I would have preferred potatoes, I thought, as I accepted the bag (peering deep into the gift horse’s gullet). The beets sat in the fridge drawer for a little while, waiting patiently, as root vegetables often agree to do. Tonight, I decided to fire up the oven (i.e., turn the little knob and get that nice flamin’ electric coil a cozy red hue) and, following the vague non-direction directions on the back of the beet bag, roast some veggies. A couple of beets, a giant garden carrot, half an onion, a tomato or two, a rosemary sprig, little thyme, pepper, salt, olive oil and balsamic vinegar into the cast-iron skillet, and into the oven, at 350 F. The recipe writers thought the lot would be done in a30-40 minutes. Aww, how cute.

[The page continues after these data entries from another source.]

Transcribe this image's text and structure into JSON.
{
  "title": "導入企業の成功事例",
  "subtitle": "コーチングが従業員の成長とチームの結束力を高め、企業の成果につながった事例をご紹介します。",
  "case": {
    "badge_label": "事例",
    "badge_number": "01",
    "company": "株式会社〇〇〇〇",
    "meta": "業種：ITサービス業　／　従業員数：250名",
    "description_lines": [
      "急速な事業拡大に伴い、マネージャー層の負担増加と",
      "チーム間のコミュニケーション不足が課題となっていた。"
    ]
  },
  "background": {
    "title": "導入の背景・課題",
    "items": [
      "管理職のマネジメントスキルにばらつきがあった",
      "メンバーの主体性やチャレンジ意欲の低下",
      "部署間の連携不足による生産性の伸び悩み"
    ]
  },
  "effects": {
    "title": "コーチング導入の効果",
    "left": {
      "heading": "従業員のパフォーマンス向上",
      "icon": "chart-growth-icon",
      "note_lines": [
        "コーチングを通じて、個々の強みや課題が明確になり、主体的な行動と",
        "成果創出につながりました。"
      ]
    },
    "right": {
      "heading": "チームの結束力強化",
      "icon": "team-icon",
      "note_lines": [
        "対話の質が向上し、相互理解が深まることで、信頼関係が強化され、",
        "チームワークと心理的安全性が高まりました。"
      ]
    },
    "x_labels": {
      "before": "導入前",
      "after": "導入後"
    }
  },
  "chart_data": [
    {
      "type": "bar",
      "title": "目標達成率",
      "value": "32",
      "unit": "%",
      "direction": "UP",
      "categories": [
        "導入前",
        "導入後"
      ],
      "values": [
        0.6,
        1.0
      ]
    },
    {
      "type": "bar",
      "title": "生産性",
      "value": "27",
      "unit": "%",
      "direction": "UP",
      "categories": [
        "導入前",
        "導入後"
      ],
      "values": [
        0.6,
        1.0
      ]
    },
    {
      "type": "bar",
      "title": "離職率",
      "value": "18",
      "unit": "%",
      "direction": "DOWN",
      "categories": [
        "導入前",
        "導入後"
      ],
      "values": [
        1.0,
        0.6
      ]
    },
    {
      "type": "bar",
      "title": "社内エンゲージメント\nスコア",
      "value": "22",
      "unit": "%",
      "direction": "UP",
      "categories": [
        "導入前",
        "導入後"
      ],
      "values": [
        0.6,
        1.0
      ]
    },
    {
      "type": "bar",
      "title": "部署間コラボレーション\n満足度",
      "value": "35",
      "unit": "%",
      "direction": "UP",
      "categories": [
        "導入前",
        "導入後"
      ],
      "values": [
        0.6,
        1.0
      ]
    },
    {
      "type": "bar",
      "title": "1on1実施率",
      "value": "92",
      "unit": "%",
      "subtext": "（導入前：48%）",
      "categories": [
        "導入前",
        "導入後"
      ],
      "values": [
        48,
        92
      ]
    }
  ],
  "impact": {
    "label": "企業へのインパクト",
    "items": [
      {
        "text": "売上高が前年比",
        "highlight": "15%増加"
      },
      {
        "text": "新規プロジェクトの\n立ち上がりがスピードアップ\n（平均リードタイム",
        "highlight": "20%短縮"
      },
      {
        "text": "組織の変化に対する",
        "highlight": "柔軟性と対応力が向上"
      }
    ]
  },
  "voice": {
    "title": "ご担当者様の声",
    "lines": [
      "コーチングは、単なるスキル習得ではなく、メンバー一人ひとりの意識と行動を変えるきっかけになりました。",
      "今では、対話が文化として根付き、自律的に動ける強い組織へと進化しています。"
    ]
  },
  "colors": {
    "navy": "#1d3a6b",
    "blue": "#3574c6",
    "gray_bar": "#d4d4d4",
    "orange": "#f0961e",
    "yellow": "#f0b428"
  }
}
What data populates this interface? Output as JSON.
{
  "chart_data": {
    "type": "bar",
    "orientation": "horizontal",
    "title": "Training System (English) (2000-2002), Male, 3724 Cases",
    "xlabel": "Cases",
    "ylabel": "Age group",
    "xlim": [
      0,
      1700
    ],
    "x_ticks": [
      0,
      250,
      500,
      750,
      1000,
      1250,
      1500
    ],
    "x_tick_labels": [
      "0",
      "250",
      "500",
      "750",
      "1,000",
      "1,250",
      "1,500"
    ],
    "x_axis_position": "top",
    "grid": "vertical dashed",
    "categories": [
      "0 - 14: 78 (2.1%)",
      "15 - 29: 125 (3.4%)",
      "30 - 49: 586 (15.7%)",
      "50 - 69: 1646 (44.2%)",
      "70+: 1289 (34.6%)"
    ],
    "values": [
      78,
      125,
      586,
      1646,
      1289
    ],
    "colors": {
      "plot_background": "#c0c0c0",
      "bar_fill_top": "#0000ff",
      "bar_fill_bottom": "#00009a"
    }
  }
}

An hour later, the veggies were ready. Luckily, I’ve roasted roots before, so I knew what to expect, and used their lengthy roast time to work on the novel, check email, do dishes, and make quinoa patties. The quinoa patties were bland, so I won’t even bother sharing the recipe, but the veggies turned out amazingly well. The golden beets were mild, sweet, and tasted sort of like a carrot. The balsamic vinegar and olive oil created a gorgeous, sweet, slightly sticky glaze. Totally worth the time, if you’re not in a rush for dinner.
P.s., I’m in an odd sort of mood today. I blame it on the fact that I’ve exhumed a novel written a yearish ago and am currently filling in the missing backstory, and realizing that there’s really no ending. Writing this blog, I realized two things:
1. I provided a lot of backstory here too. Yay, I must be in the right headspace! For novel writing, anyway. For blogging… er, well. It works…kinda…maybe? Hey, look over there!
2. I did not provide an ending here either. Sorry. There’s maybe a review-ish ending, but not really a narrative ending. As a consolation prize, I’ve shared the details of my photo shoot with golden beets.